O
DILEMA DA SAÚDE:
ATENÇÃO
PRIMÁRIA X ALTA COMPLEXIDADE
Geniberto
Paiva Campos[1]
Vitor
Gomes Pinto[2]
Brasília, março de 2013
Dizia
um eminente pediatra brasileiro que “a consulta é a alta complexidade do ato
médico”.
Ao
partirmos desse entendimento, aceitando a frase como premissa, por certo ficam facilitados
os esforços para desatar o ”nó da saúde”. Permanente desafio para governantes,
gestores, profissionais da área. E motivo de perplexidade, às vezes
desapontamento, para o usuário do sistema. Este último, razão de ser da
existência dos serviços assistenciais, incapaz de compreender os porquês para
tanta dificuldade para uma simples consulta, para o exame mais banal, ou para
procedimentos de mediana complexidade no Sistema Único de Saúde/SUS.
Onde,
exatamente, localiza-se este nó desafiador do SUS? Qual a mudança estratégica capaz
de fazer funcionar plenamente um sistema que se autoproclama universal no
acesso, integral no atendimento, como “direito de todos” e responsabilidade do
Estado, conforme escrito na Constituição Federal, já lá se vão longos 25 anos -
um quarto de século?
Com
tanta demora para colocar o sistema nos eixos, a pressa e a impaciência já
começam a tomar conta de todos: autoridades, dirigentes, pensadores e teóricos
em geral. Soluções mágicas começam a despontar no horizonte. Alguns apontam,
com alguma irreverência e indignação, um novo significado para a sigla SUS. E
sugerem que, mais adequadamente deveria se chamar “Sistema Ultrapassado de Saúde”.
Outros clamam pela necessidade de entregar à iniciativa privada, isto é,
privatizar o Sistema, através da ampliação do acesso á magia dos planos de
saúde que seriam extensivos às classes C,D e E. Naturalmente com subsídios
governamentais.
Foi
este o cenário que orientou a recente audiência de representantes do setor
privado da saúde com a Presidente da República, na qual a indicação de esquemas
privatizantes para o Sistema apareceu como possível solução para desatar os
famosos nós da saúde. Talvez, de forma inconsciente, quem sabe ingênua,
estabelecendo paralelos com a concessão ao setor privado de aeroportos e rodovias.
Este
simples indicativo de “solução mágica” provocou fortes e imediatas reações de
organizações que, durante décadas, lutaram pelo SUS. Pois viram, com justa
razão, com a medida, o caminho sem volta da privatização da saúde.
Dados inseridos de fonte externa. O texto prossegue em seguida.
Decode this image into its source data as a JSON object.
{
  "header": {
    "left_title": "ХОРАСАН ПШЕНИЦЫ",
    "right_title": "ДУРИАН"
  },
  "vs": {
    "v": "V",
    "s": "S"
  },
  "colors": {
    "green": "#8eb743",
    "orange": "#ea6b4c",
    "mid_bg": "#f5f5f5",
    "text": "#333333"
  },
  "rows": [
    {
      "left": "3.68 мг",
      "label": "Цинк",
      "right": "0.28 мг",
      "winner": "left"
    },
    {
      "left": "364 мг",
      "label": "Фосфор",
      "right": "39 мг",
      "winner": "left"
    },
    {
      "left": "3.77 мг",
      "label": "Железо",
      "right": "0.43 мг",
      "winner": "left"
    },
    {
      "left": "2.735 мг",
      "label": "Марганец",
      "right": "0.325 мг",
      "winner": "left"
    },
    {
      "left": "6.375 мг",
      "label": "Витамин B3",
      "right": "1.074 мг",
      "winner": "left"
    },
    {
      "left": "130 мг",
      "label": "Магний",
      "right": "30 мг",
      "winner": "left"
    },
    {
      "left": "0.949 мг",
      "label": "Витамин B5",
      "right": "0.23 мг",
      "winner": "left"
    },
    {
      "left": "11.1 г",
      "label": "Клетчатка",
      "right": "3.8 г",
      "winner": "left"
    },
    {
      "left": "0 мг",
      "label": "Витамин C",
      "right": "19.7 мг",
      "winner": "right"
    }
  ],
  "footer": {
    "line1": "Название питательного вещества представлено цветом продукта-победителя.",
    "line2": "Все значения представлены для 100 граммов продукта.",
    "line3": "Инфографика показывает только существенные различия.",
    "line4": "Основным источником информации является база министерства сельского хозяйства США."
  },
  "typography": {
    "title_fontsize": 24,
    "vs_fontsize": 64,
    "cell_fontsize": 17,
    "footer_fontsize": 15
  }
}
A nota da
ABRASCO, carregada de apreensão e indignação, diz claramente que a medida
sugerida é privatizante. E até inconstitucional, desde que repassa
responsabilidades precípuas do Estado a setores dominados pela lógica do lucro.
Por
que a estrutura de organização do SUS não é comparável à de aeroportos e
rodovias que, eventualmente, melhoram e se tornam mais flexíveis e funcionais
com a concessão?
Voltemos à frase do eminente pediatra
brasileiro, que abre este texto: “a consulta é a alta complexidade”.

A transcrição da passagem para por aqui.